Perception

Scene graphs as the interface between perception and action

Apr 30, 2026 · 5 min read · back to blog

Ask why an embodied agent failed and the answer is usually not that it made a bad plan. It is that it misread the scene. In our work on ESCA we found that up to 69 percent of agent failures came from perception errors rather than reasoning[1]. The pattern shows up well beyond our setting. On BLINK, strong multimodal models sit barely above chance on core visual perception that people find trivial[2], and on EmbodiedBench the best model reaches only about 29 percent average success while doing far better at high level reasoning than at the low level perception that grounds it[3]. The bottleneck is seeing, not thinking.

Flat features blur the things that matter

Most vision language and vision language action models consume an image as a grid of features. That representation is wonderful for semantics and weak for relations. Whether the cup is to the left of the bowl or behind it is exactly the fact that a global feature vector smears together, and benchmarks built to probe spatial reasoning confirm that current models struggle with it[4]. A policy that cannot reliably tell where things sit relative to each other will act on a guess.

Scene graphs make structure explicit

There is an old and well grounded alternative. Represent the scene as a graph,

$$ G = (V, E), $$

where each node in $V$ is an object with its attributes and each edge in $E$ is a relation between two objects. The scene graph formalism began as a tool for image retrieval[5], became learnable end to end[6], and was grounded in the dense annotations of Visual Genome[7]. For robots the idea extends naturally into three dimensions. 3D scene graphs organize space into objects, rooms, and their relations[8], and systems like Hydra build and optimize them from sensor data in real time[9]. Structure is not a research toy here.

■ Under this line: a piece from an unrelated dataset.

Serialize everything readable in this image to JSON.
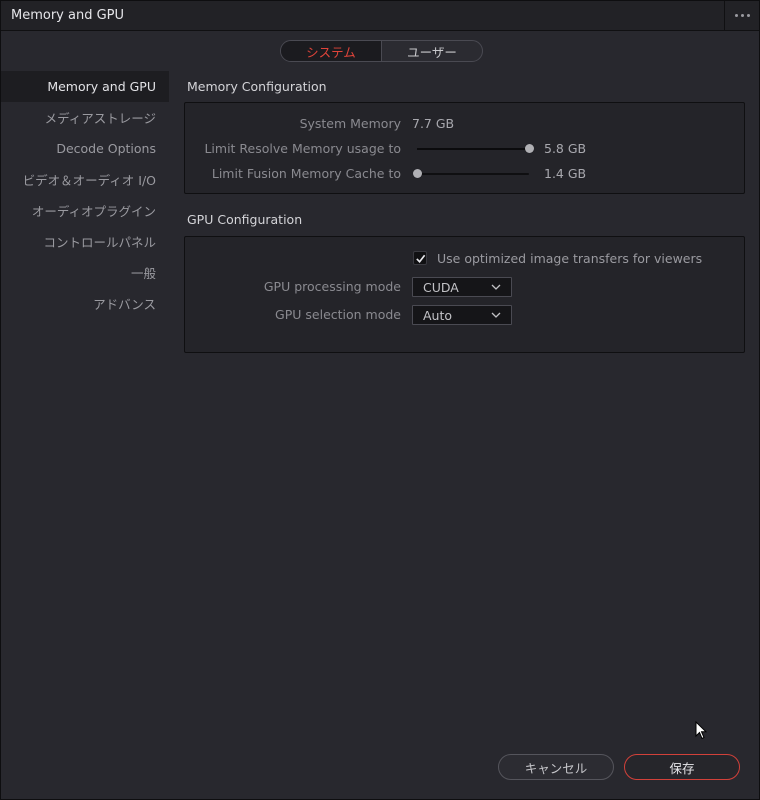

It already runs on robots.

Why a graph is the right interface

A graph is the representation a planner actually wants. It is compact, it is object centric in the spirit of learned slot representations[10], and it speaks in objects and relations, which is the level at which language conditioned planners operate. SayCan grounds instructions in affordances[11], Code as Policies and ProgPrompt write programs over detected objects[12][13], and VoxPoser and ReKep reason over 3D spatial structure and relational keypoints between perception and action[14][15]. Each of these wants a clean, structured view of the world. Handing it a graph rather than a bag of pixels removes a guessing step.

What ESCA does

This is the bet behind ESCA. We built VINE, a foundation model that turns video into spatio-temporal scene graphs, and fed those graphs to multimodal models as explicit spatial context. The graphs are produced through a neurosymbolic pipeline in the tradition of Scallop[16] and DeepProbLog[17], which lets us train an open vocabulary scene graph generator without hand labeled graphs. Giving agents this structured context raised success and cut perception errors on EmbodiedBench without retraining the underlying models[1]. The gain came from fixing what the agent sees, not from making it think harder.

Structure pays twice

The same structure that helps an agent act also helps it retrieve. In my work on RA-VLA the scene graph is the key we search with, since matching on objects and relations finds a more useful neighbor than matching on raw appearance. A simple relational score over matched edges,

$$ s_{\text{sg}}(d) = \frac{1}{|M|}\sum_{(i,j)\in M}\cos\!\bigl(\mathbf{r}^{q}_{i},\, \mathbf{r}^{d}_{j}\bigr), $$

rewards demonstrations whose relational layout resembles the current scene. Recent policies are starting to make the graph a first class part of control as well, orchestrating low level skills over a symbolic scene graph[18].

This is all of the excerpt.